University of Leicester | School of Geography, Geology and the Environment
Data Census: Charting the diverse geographies of User-Generated Content
The past ten years have seen a momentous change in the way data is produced and used, driven by “web 2.0” and social media platforms (such as Wikipedia, Twitter and Instagram), and intertwined with the wide-spread adoption of smartphones and the open data movement. These phenomena have led to a deluge of digital data, including geospatial data, and the subsequent boom in big data analytics, data science, and machine learning (Kitchin, 2013). The use of these information sources is now commonplace, considered enabling of knowledge production (Smith, 2018) and a vital component of the recent advances in artificial intelligence.

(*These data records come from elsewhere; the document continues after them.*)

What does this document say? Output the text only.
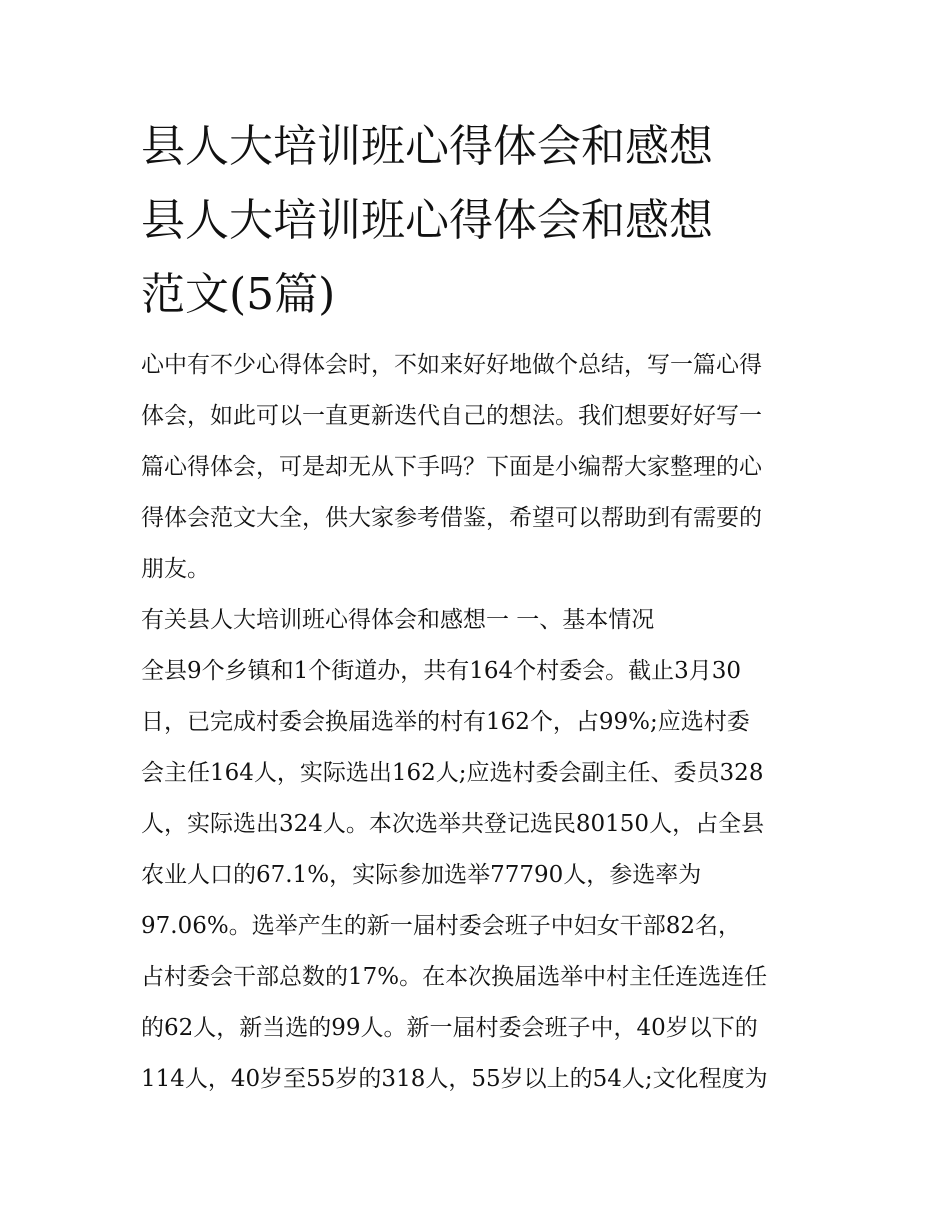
县人大培训班心得体会和感想
县人大培训班心得体会和感想
范文(5篇)
心中有不少心得体会时，不如来好好地做个总结，写一篇心得
体会，如此可以一直更新迭代自己的想法。我们想要好好写一
篇心得体会，可是却无从下手吗？下面是小编帮大家整理的心
得体会范文大全，供大家参考借鉴，希望可以帮助到有需要的
朋友。
有关县人大培训班心得体会和感想一 一、基本情况
全县9个乡镇和1个街道办，共有164个村委会。截止3月30
日，已完成村委会换届选举的村有162个，占99%;应选村委
会主任164人，实际选出162人;应选村委会副主任、委员328
人，实际选出324人。本次选举共登记选民80150人，占全县
农业人口的67.1%，实际参加选举77790人，参选率为
97.06%。选举产生的新一届村委会班子中妇女干部82名，
占村委会干部总数的17%。在本次换届选举中村主任连选连任
的62人，新当选的99人。新一届村委会班子中，40岁以下的
114人，40岁至55岁的318人，55岁以上的54人;文化程度为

However, the relationships between the geographies of user-generated content – commonly referred to as volunteered geographic information (VGI) in geographic information science – and the underlying socio-demographics at global (Graham et al., 2015), national (Bright et al., 2015) and urban (Ballatore and De Sabbata, 2018; Shelton et al., 2015) scales is complex and still largely unexplored. These studies indicate that user-generated content is highly concentrated in few locations, typically in urban areas with high socio-economic profiles, but only about half of the variation is accounted for by variation in socio-demographic variables, leaving the rest unexplained. Salient questions need to be asked about what part of our cities and regions are represented and how, and what impact these uneven geographies have on the algorithms and social science research that rely on those data.

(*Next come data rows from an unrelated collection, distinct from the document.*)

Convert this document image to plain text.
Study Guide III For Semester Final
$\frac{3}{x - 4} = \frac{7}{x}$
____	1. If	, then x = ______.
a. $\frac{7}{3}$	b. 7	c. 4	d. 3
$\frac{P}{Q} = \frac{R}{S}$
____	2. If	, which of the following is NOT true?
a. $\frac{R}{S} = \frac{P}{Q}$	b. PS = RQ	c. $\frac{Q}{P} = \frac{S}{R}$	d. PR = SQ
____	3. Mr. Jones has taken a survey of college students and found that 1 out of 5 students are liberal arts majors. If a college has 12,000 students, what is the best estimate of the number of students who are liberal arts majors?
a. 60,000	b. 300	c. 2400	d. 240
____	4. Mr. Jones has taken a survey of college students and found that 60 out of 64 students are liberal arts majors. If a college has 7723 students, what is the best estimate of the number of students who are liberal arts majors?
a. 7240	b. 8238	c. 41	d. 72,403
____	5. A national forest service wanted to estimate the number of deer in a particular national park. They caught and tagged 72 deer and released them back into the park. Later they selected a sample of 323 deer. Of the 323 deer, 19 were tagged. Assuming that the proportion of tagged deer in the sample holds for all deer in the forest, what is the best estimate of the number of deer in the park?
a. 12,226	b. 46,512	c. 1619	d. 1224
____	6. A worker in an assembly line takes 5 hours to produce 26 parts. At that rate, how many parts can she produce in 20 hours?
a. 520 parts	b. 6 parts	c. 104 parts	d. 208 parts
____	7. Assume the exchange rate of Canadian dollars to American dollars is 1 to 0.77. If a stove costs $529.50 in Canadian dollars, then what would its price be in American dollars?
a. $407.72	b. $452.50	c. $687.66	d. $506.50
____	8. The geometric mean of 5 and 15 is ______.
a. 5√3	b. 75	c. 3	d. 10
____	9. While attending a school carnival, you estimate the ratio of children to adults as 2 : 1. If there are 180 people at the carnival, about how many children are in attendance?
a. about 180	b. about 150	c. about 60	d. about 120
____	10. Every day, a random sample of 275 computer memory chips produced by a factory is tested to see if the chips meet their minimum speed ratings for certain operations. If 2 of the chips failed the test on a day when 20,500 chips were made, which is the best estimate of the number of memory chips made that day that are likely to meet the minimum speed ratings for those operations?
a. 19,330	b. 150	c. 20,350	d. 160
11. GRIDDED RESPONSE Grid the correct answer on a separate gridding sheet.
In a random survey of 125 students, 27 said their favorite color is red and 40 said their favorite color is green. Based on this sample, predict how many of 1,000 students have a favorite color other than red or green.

The project aims to move forward from isolated analyses of single platforms to a contextualised, integrated understanding of the complex representations created on multiple platforms, and how user-generated content varies through time and space.
The project will:
- identify specific ontological dimensions of user-generated content (Kitchin and McArdle, 2016), including its geographic representativeness and relevance;
- conduct a cross-platform analysis of user-generated content and its relationship to socio-demographic data, including multiple platforms;
- establish the core of a novel data census, i.e. an open spatial dataset that charts the representativeness and salience of user-generated content, which will become a point of reference for analysts and developers on the advantages, biases and limitations of popular sources of big data.